Vorgesehen ist auch ein Vorkaufsrecht, das lokale Interessenten bevorzugt. An erster Stelle kommt der Staat - wenn er gleich viel für eine Fläche bietet wie ein privater Interessent, bekommt er den Zuschlag. In der weiteren Folge würden der bisherige Pächter oder lokale Bauern bevorzugt.

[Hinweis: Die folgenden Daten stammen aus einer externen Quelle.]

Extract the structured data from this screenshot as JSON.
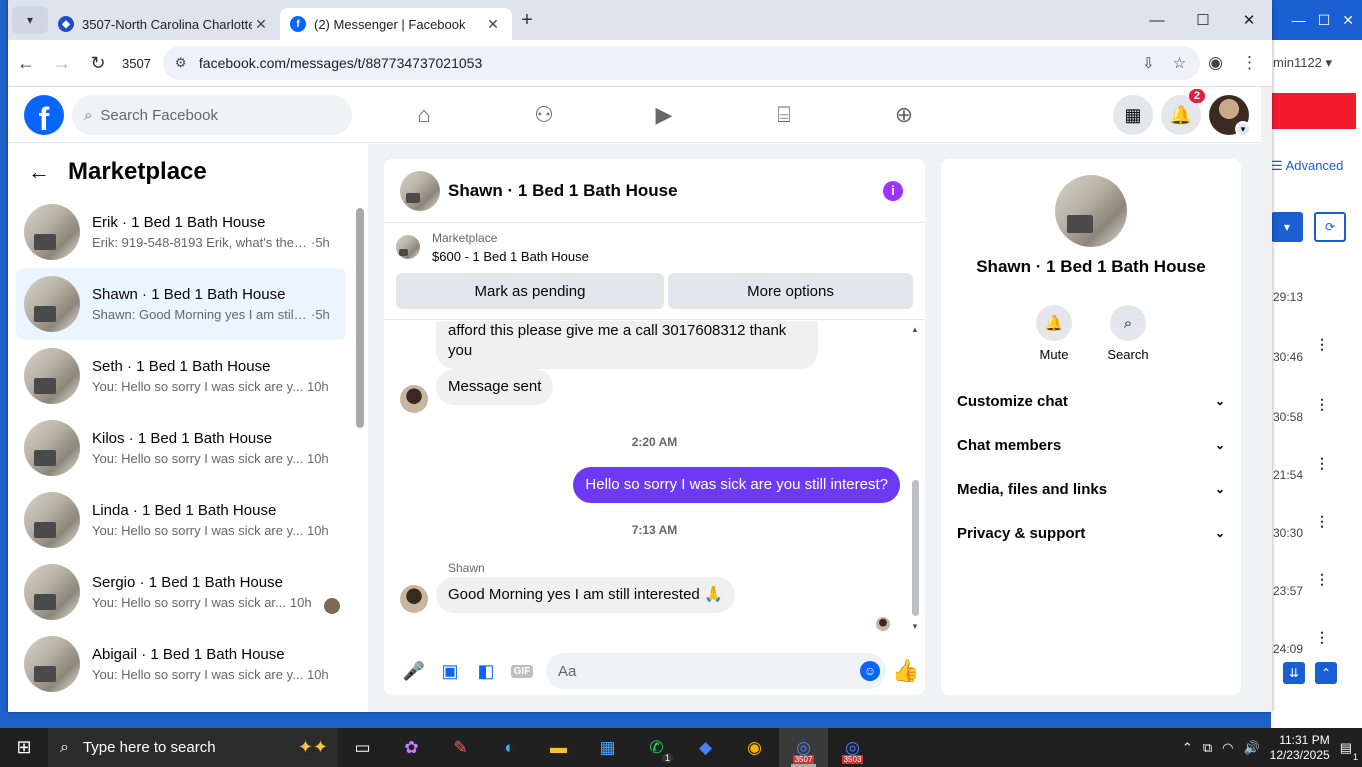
{
  "browser": {
    "tabs": [
      {
        "title": "3507-North Carolina Charlotte-",
        "close": "✕"
      },
      {
        "title": "(2) Messenger | Facebook",
        "close": "✕"
      }
    ],
    "new_tab": "+",
    "profile_label": "3507",
    "url": "facebook.com/messages/t/887734737021053",
    "window_controls": {
      "minimize": "—",
      "maximize": "☐",
      "close": "✕"
    }
  },
  "background_app": {
    "user": "min1122 ▾",
    "advanced": "Advanced",
    "rows": [
      {
        "time": "29:13"
      },
      {
        "time": "30:46"
      },
      {
        "time": "30:58"
      },
      {
        "time": "21:54"
      },
      {
        "time": "30:30"
      },
      {
        "time": "23:57"
      },
      {
        "time": "24:09"
      }
    ]
  },
  "facebook": {
    "search_placeholder": "Search Facebook",
    "notification_count": "2"
  },
  "sidebar": {
    "title": "Marketplace",
    "conversations": [
      {
        "name": "Erik · 1 Bed 1 Bath House",
        "preview": "Erik: 919-548-8193 Erik, what's the ...",
        "time": "·5h",
        "selected": false
      },
      {
        "name": "Shawn · 1 Bed 1 Bath House",
        "preview": "Shawn: Good Morning yes I am still...",
        "time": "·5h",
        "selected": true
      },
      {
        "name": "Seth · 1 Bed 1 Bath House",
        "preview": "You: Hello so sorry I was sick are y...",
        "time": "10h",
        "selected": false
      },
      {
        "name": "Kilos · 1 Bed 1 Bath House",
        "preview": "You: Hello so sorry I was sick are y...",
        "time": "10h",
        "selected": false
      },
      {
        "name": "Linda · 1 Bed 1 Bath House",
        "preview": "You: Hello so sorry I was sick are y...",
        "time": "10h",
        "selected": false
      },
      {
        "name": "Sergio · 1 Bed 1 Bath House",
        "preview": "You: Hello so sorry I was sick ar...",
        "time": "10h",
        "selected": false
      },
      {
        "name": "Abigail · 1 Bed 1 Bath House",
        "preview": "You: Hello so sorry I was sick are y...",
        "time": "10h",
        "selected": false
      }
    ]
  },
  "chat": {
    "title": "Shawn · 1 Bed 1 Bath House",
    "marketplace_label": "Marketplace",
    "listing": "$600 - 1 Bed 1 Bath House",
    "mark_pending": "Mark as pending",
    "more_options": "More options",
    "messages": {
      "partial": "afford this please give me a call 3017608312 thank you",
      "sent_notice": "Message sent",
      "time1": "2:20 AM",
      "outgoing": "Hello so sorry I was sick are you still interest?",
      "time2": "7:13 AM",
      "sender": "Shawn",
      "incoming": "Good Morning yes I am still interested 🙏"
    },
    "composer_placeholder": "Aa"
  },
  "info_panel": {
    "name": "Shawn · 1 Bed 1 Bath House",
    "mute": "Mute",
    "search": "Search",
    "sections": [
      "Customize chat",
      "Chat members",
      "Media, files and links",
      "Privacy & support"
    ]
  },
  "taskbar": {
    "search_placeholder": "Type here to search",
    "time": "11:31 PM",
    "date": "12/23/2025",
    "notifications": "1",
    "whatsapp_badge": "1",
    "app_label_1": "3507",
    "app_label_2": "3503"
  }
}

Die Fidesz-Regierung dürfte von ihrem Vorkaufsrecht durchaus Gebrauch machen wollen: Laut offiziellen Stellen hat der Nationale Bodenfonds allein für heuer 3 Milliarden Forint (10 Millionen Euro) budgetiert, um damit "Spekulation zu verhindern". Der staatliche Fonds verwaltet derzeit 1,8 Millionen Hektar Nutzfläche.

Selbstanzeige nur bis 1. Juli

Teile davon gehen allmählich in private Hand oder Pacht über. Das ist meist ein lukratives Geschäft, weil üppige Subventionen winken, schreibt die Denkfabrik TNI - und erhebt den Vorwurf, der Bodenfonds verkaufe Flächen oft an eine kleine Gruppe regierungsnaher Personen. Der Vorwurf der Günstlingswirtschaft wird von ungarischer Seite strikt zurückgewiesen: Es seien überhaupt erst 40.000 Hektar des Bodenfonds verpachtet worden. Die Vergabekriterien seien strikt und würden eine Bevorzugung ausschließen. Sollten Verstöße vermutet werden, sollten diese bei der Justiz zur Anzeige gebracht werden.

Dass ein Ziel des Bodengesetzes darin besteht, Ausländer vom Landkauf in großem Stil fernzuhalten, wird indes nicht dementiert. Eine Diskriminierung von Ausländern sieht man darin aber nicht: Das Gesetz solle ebenso reiche westungarische Spekulanten davon abzuhalten, große Fläche in Ostungarn zu erwerben. Ob all das mit EU-Recht in Einklang steht, halten Experten für fraglich. Zur Beurteilung müsse aber der endgültige Text vorliegen.

Zittern lässt etliche Österreicher, dass die Regierung Orbán eine "Aktion scharf" gegen sogenannte Taschenverträge angekündigt hat. Sie wirft Österreichern (und in geringerem Maß Holländern und Deutschen) vor, mit ungarischen Strohmännern illegale Absprachen über Landkäufe getroffen zu haben, um sich so den Zugriff auf wertvolles Land zu sichern. Der Name kommt daher, dass die undatierten Verträge "in der Tasche" versteckt bleiben sollten, bis der Kauf offiziell legal ist.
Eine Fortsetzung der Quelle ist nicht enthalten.